On Compositions for a Piece of Music, the ‘Lyd’s third album, their first on Rune Grammofon, the progression from previous releases is immediately apparent. On opener "Saprochord," drummer and vibraphone player Morten J. Olsen lay down a metronomic 4/4 break-beat, a far cry from the Brian Chippendale-meets-Rashied Ali stylings of 2005’s Chromosome Gun. Olsen doubles in the group MoHa! with guitarist Anders Hana, and while that band continues to operate in thrash-and-burn, free-splatter mode, Ultralyd opt for a more controlled chaos. This could also be attributed to a changing of the sax guards, as wunderkind Kjetil Moster has replaced seasoned veteran Frode Gjerstad on sax. Gjerstad, a jazz stalwart who can blow as hard (and has collaborated with) as Peter Brötzmann and Evan Parker, righteously honked away on the aforementioned Chromosome Gun.

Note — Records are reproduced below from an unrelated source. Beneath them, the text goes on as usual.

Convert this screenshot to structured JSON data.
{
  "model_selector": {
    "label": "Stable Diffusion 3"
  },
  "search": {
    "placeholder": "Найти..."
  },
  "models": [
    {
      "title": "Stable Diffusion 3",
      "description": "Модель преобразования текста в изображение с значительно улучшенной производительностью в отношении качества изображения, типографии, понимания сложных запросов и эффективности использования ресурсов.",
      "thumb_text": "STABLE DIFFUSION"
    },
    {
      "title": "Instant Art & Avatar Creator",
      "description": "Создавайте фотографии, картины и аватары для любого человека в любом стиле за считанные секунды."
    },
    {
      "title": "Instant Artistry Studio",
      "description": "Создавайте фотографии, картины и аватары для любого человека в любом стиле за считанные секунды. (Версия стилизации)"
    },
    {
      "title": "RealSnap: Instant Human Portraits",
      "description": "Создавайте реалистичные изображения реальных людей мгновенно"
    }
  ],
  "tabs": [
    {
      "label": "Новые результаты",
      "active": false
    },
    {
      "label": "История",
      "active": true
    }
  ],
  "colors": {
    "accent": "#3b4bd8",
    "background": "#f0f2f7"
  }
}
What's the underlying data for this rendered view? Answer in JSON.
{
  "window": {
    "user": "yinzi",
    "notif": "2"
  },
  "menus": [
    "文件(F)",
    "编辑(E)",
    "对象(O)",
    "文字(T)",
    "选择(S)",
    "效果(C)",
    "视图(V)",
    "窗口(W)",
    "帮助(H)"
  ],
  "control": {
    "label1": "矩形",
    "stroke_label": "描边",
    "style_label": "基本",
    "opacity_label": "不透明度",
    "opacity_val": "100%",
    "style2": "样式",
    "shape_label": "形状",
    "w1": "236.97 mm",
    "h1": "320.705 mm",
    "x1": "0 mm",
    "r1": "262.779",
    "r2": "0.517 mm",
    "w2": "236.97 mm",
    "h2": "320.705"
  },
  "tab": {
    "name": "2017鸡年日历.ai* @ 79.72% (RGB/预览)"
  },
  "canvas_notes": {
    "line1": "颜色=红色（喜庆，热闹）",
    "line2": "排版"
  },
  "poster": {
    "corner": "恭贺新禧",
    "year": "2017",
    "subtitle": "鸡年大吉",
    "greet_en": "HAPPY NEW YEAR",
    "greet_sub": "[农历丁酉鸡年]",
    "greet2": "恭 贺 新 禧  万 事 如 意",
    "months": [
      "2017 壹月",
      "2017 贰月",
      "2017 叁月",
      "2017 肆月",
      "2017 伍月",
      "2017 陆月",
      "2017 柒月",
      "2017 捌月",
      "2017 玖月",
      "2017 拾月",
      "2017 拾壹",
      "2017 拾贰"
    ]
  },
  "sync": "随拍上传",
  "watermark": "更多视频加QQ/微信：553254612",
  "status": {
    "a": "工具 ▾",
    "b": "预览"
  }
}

Moster utilizes a different approach on Conditions for a Piece of Music, compressing the frenetic energy of Albert Ayler into barely audible expressions of emotion, creating the tension of a quiet moment right before the big bang, hovering on the brink of an eruption that never occurs. As Moster squeezes the first few bits of steam out of his alto, an ominous wisp of gaseous guitar skronk wafts into the mix and a tinkle of vibes ring out (Think This Heat’s "24 Track Loop" reflected back through the black-frosted lens of Sunn O)))’s glacial doom).
"Pentassonance" is a three-part suite, broken up and scattered throughout the album. Part II of said suite is an extremely sparse piece, an electro-acoustic improvisation similar in sonority to Death Ambient and the compositions of Greek composer Iannis Xenakis. Ultralyd have listed Xenakis and Dylan Carlson’s Earth as equally important influences. Bassist Kjetil Brandsal (also of aggro-experimenters Noxagt) doesn’t play extenuated drones like Carlson, instead cutting the drones into varying lengths and timbres and dispersing them strategically throughout the pieces.
Xenakis composed according to mathematical formulaes and theorems for his music, but was conflicted about whether or not to let his compositional methods be known to the public. A cursory search for Ultralyd’s compositional methods leaves a similar vacuum. Is it improvisation? Or, like Xenakis’s work, is it meticulously thought-out and ordered? Either way, it’s damn impressive.